As things stand, leaders in some of those Sadc countries on the church men’s itinerary continue to scuba dive in the shallow ends of a sea of wealth ceded to them by their erstwhile rulers and oppressors while their own people wallow in huge pockets of abject economic and political poverty.

And you expect such to pontificate anything better to Zimbabwe which is taking huge strides in the indigenisation and economic empowerment of her people as a consolidation of the political independence achieved more than 30 years ago after a protracted armed struggle during which, ironically, those now clamouring for “reform” sat on the fence as referees while whites oppressed our people instead of being counted with the down-trodden masses of this country.

The church leaders in point would do themselves a great favour if they came up with a brand new agenda for the transformation of Zimbabwe’s political order. But to ride, as they are clearly viewed by many to do, on the rickety bandwagon of security, media reforms, et cetera, just goes to expose their bankruptcy in matters of state into which they are being forced to delve by some hideous hand with a secret agenda to achieve.

This pen challenges those men of God to define the concepts “security reforms” to convince those Zimbabweans who are, like this sceptical writer of their knowledge of fundamental implications interfering with a security sector whose performance in policing the peace at home and in the international arena has earned Zimbabwe much deserved praise all round.

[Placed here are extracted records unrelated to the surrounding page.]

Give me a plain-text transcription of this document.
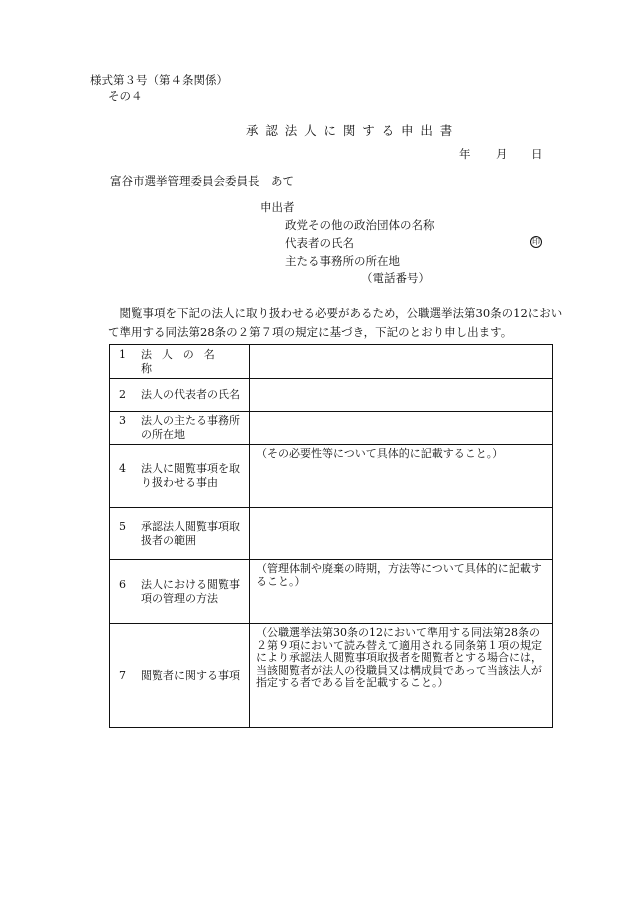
様式第３号（第４条関係）
その４
承認法人に関する申出書
年 月 日
富谷市選挙管理委員会委員長　あて
申出者
政党その他の政治団体の名称
代表者の氏名	印
主たる事務所の所在地
（電話番号）
　閲覧事項を下記の法人に取り扱わせる必要があるため，公職選挙法第30条の12において準用する同法第28条の２第７項の規定に基づき，下記のとおり申し出ます。
1 法人の名称	

2 法人の代表者の氏名	

3 法人の主たる事務所の所在地	

4 法人に閲覧事項を取り扱わせる事由	（その必要性等について具体的に記載すること。）

5 承認法人閲覧事項取扱者の範囲	

6 法人における閲覧事項の管理の方法	（管理体制や廃棄の時期，方法等について具体的に記載すること。）

7 閲覧者に関する事項	（公職選挙法第30条の12において準用する同法第28条の２第９項において読み替えて適用される同条第１項の規定により承認法人閲覧事項取扱者を閲覧者とする場合には，当該閲覧者が法人の役職員又は構成員であって当該法人が指定する者である旨を記載すること。）
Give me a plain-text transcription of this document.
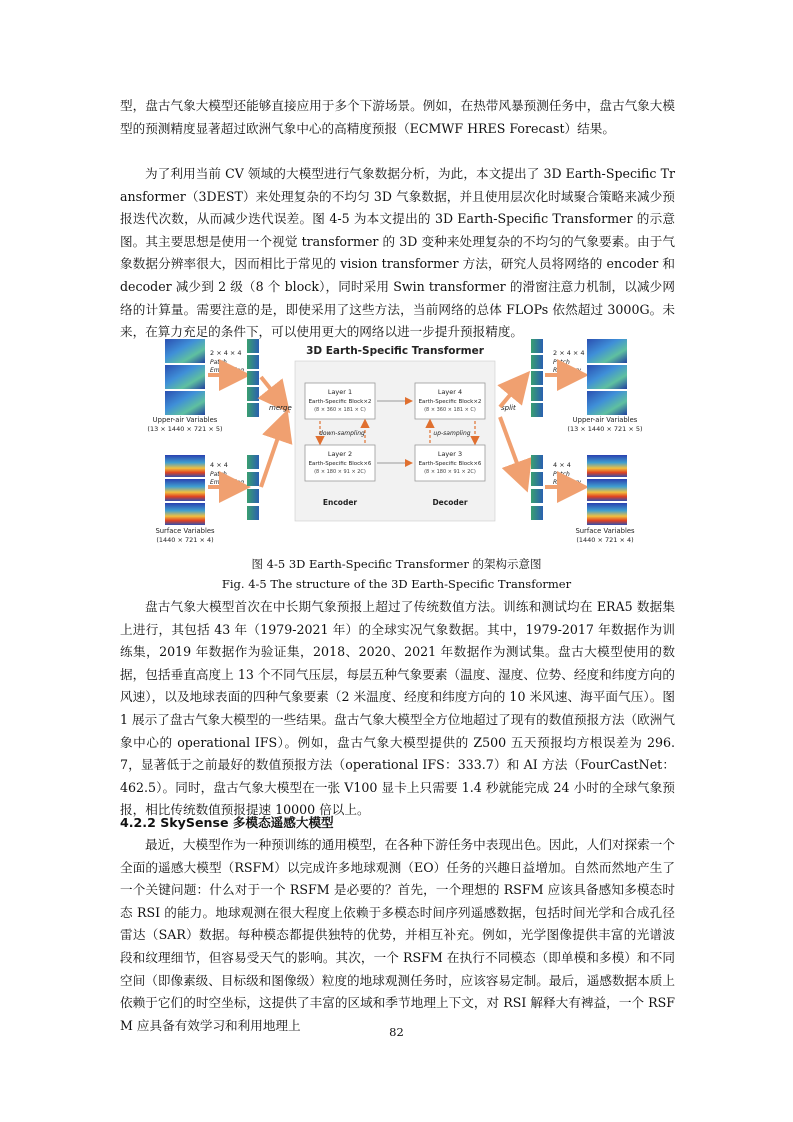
型，盘古气象大模型还能够直接应用于多个下游场景。例如，在热带风暴预测任务中，盘古气象大模型的预测精度显著超过欧洲气象中心的高精度预报（ECMWF HRES Forecast）结果。

为了利用当前 CV 领域的大模型进行气象数据分析，为此，本文提出了 3D Earth-Specific Transformer（3DEST）来处理复杂的不均匀 3D 气象数据，并且使用层次化时域聚合策略来减少预报迭代次数，从而减少迭代误差。图 4-5 为本文提出的 3D Earth-Specific Transformer 的示意图。其主要思想是使用一个视觉 transformer 的 3D 变种来处理复杂的不均匀的气象要素。由于气象数据分辨率很大，因而相比于常见的 vision transformer 方法，研究人员将网络的 encoder 和 decoder 减少到 2 级（8 个 block），同时采用 Swin transformer 的滑窗注意力机制，以减少网络的计算量。需要注意的是，即使采用了这些方法，当前网络的总体 FLOPs 依然超过 3000G。未来，在算力充足的条件下，可以使用更大的网络以进一步提升预报精度。

2 × 4 × 4
Patch
Embedding
Upper-air Variables
(13 × 1440 × 721 × 5)
4 × 4
Patch
Embedding
Surface Variables
(1440 × 721 × 4)
merge
3D Earth-Specific Transformer
Layer 1
Earth-Specific Block×2
(8 × 360 × 181 × C)
Layer 2
Earth-Specific Block×6
(8 × 180 × 91 × 2C)
down-sampling
Encoder
Layer 4
Earth-Specific Block×2
(8 × 360 × 181 × C)
Layer 3
Earth-Specific Block×6
(8 × 180 × 91 × 2C)
up-sampling
Decoder
split
2 × 4 × 4
Patch
Recovery
Upper-air Variables
(13 × 1440 × 721 × 5)
4 × 4
Patch
Recovery
Surface Variables
(1440 × 721 × 4)

图 4-5 3D Earth-Specific Transformer 的架构示意图

Fig. 4-5 The structure of the 3D Earth-Specific Transformer

盘古气象大模型首次在中长期气象预报上超过了传统数值方法。训练和测试均在 ERA5 数据集上进行，其包括 43 年（1979-2021 年）的全球实况气象数据。其中，1979-2017 年数据作为训练集，2019 年数据作为验证集，2018、2020、2021 年数据作为测试集。盘古大模型使用的数据，包括垂直高度上 13 个不同气压层，每层五种气象要素（温度、湿度、位势、经度和纬度方向的风速），以及地球表面的四种气象要素（2 米温度、经度和纬度方向的 10 米风速、海平面气压）。图 1 展示了盘古气象大模型的一些结果。盘古气象大模型全方位地超过了现有的数值预报方法（欧洲气象中心的 operational IFS）。例如，盘古气象大模型提供的 Z500 五天预报均方根误差为 296.7，显著低于之前最好的数值预报方法（operational IFS：333.7）和 AI 方法（FourCastNet：462.5）。同时，盘古气象大模型在一张 V100 显卡上只需要 1.4 秒就能完成 24 小时的全球气象预报，相比传统数值预报提速 10000 倍以上。

4.2.2 SkySense 多模态遥感大模型

最近，大模型作为一种预训练的通用模型，在各种下游任务中表现出色。因此，人们对探索一个全面的遥感大模型（RSFM）以完成许多地球观测（EO）任务的兴趣日益增加。自然而然地产生了一个关键问题：什么对于一个 RSFM 是必要的？首先，一个理想的 RSFM 应该具备感知多模态时态 RSI 的能力。地球观测在很大程度上依赖于多模态时间序列遥感数据，包括时间光学和合成孔径雷达（SAR）数据。每种模态都提供独特的优势，并相互补充。例如，光学图像提供丰富的光谱波段和纹理细节，但容易受天气的影响。其次，一个 RSFM 在执行不同模态（即单模和多模）和不同空间（即像素级、目标级和图像级）粒度的地球观测任务时，应该容易定制。最后，遥感数据本质上依赖于它们的时空坐标，这提供了丰富的区域和季节地理上下文，对 RSI 解释大有裨益，一个 RSFM 应具备有效学习和利用地理上	82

Unless a more credible and convincing argument is stood on its legs on the table for all to see, the security reform call passes in the eyes of concerned Zimbabweans as a plot to weaken the security sector and make it amenable to regime change, or to some political pedestrians who suffered no sleep nor pain to limb during the revolution to finally worm their way to power.

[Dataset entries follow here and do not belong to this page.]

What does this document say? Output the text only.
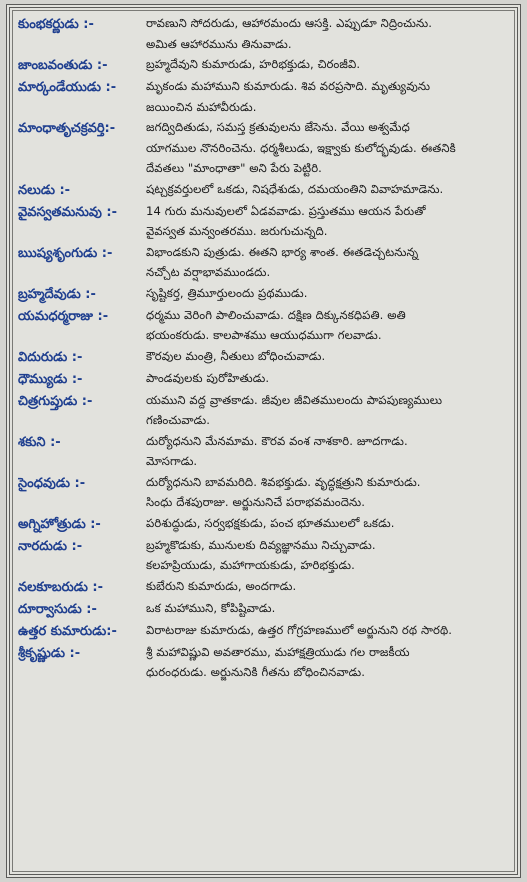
కుంభకర్ణుడు :-	రావణుని సోదరుడు, ఆహారమందు ఆసక్తి. ఎప్పుడూ నిద్రించును.
అమిత ఆహారమును తినువాడు.
జాంబవంతుడు :-	బ్రహ్మదేవుని కుమారుడు, హరిభక్తుడు, చిరంజీవి.
మార్కండేయుడు :-	మృకండు మహాముని కుమారుడు. శివ వరప్రసాది. మృత్యువును
జయించిన మహావీరుడు.
మాంధాతృచక్రవర్తి:-	జగద్విదితుడు, సమస్త క్రతువులను జేసెను. వేయి అశ్వమేధ
యాగముల నొనరించెను. ధర్మశీలుడు, ఇక్ష్వాకు కులోద్భవుడు. ఈతనికి
దేవతలు "మాంధాతా" అని పేరు పెట్టిరి.
నలుడు :-	షట్చక్రవర్తులలో ఒకడు, నిషధేశుడు, దమయంతిని వివాహమాడెను.
వైవస్వతమనువు :-	14 గురు మనువులలో ఏడవవాడు. ప్రస్తుతము ఆయన పేరుతో
వైవస్వత మన్వంతరము. జరుగుచున్నది.
ఋష్యశృంగుడు :-	విభాండకుని పుత్రుడు. ఈతని భార్య శాంత. ఈతడెచ్చటనున్న
నచ్చోట వర్షాభావముండదు.
బ్రహ్మదేవుడు :-	సృష్టికర్త, త్రిమూర్తులందు ప్రథముడు.
యమధర్మరాజు :-	ధర్మము వెరింగి పాలించువాడు. దక్షిణ దిక్కునకధిపతి. అతి
భయంకరుడు. కాలపాశము ఆయుధముగా గలవాడు.
విదురుడు :-	కౌరవుల మంత్రి, నీతులు బోధించువాడు.
ధౌమ్యుడు :-	పాండవులకు పురోహితుడు.
చిత్రగుప్తుడు :-	యముని వద్ద వ్రాతకాడు. జీవుల జీవితములందు పాపపుణ్యములు
గణించువాడు.
శకుని :-	దుర్యోధనుని మేనమామ. కౌరవ వంశ నాశకారి. జూదగాడు.
మోసగాడు.
సైంధవుడు :-	దుర్యోధనుని బావమరిది. శివభక్తుడు. వృద్ధక్షత్రుని కుమారుడు.
సింధు దేశపురాజు. అర్జునునిచే పరాభవమందెను.
అగ్నిహోత్రుడు :-	పరిశుద్ధుడు, సర్వభక్షకుడు, పంచ భూతములలో ఒకడు.
నారదుడు :-	బ్రహ్మకొడుకు, మునులకు దివ్యజ్ఞానము నిచ్చువాడు.
కలహప్రియుడు, మహాగాయకుడు, హరిభక్తుడు.
నలకూబరుడు :-	కుబేరుని కుమారుడు, అందగాడు.
దూర్వాసుడు :-	ఒక మహాముని, కోపిష్టివాడు.
ఉత్తర కుమారుడు:-	విరాటరాజు కుమారుడు, ఉత్తర గోగ్రహణములో అర్జునుని రథ సారథి.
శ్రీకృష్ణుడు :-	శ్రీ మహావిష్ణువి అవతారము, మహాక్షత్రియుడు గల రాజకీయ
ధురంధరుడు. అర్జునునికి గీతను బోధించినవాడు.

Coming to the media — what exactly do those asking for reform in that sector want to see?

The Concise Oxford English dictionary says of “reform”: “make (person, institution, procedure, conduct, oneself), or (or person or body of persons) become, better by removal or abandonment of imperfections . . .”

Now, what “imperfections” are Zimbabwean media practitioners supposed to remove or abandon in order to conduce the kind of political climate that the honourable men of God say, as their masters voice say is lacking in Zimbabwe at present?

In this pen’s humble opinion the so-called media reform is a blunt attempt at emasculating particular patriotic journalists who are the voices and the conscience of the voiceless in our society, and should be resisted with every pen and every microphone because there is free media in existence in the country under which some political parties enjoy unfettered publicity by the so-called independent press and the foreign Press.

Those leaders who want a blinkered press are the most likely ones to surround themselves, when in power, with an inner circle of tranquilisers rather than with one of men and women who keep the leaders on their toes by giving them both the beautiful and the ugly faces of the affairs of state to deal with.

Finally, and considering the reality that some of those prominent, church guides are invested with the eldership of MDC-T one is made to wonder just whose agenda they are pushing.

This whole thing leaves a decidedly uncanny feeling of de ja vu in this pen’s mind, making it wonder if somehow some smart alecks somewhere are not making unsuspecting Zimbabweans line-up behind bad leaders with a tendency to take care of themselves first by feathering their own political nests, instead of taking care of others first by implementing social and economic projects — as is now happening in Zimbabwe — to give people hope, a more secure future and with that true social political and economic reforms that fill the belly and put a smile on people’s faces.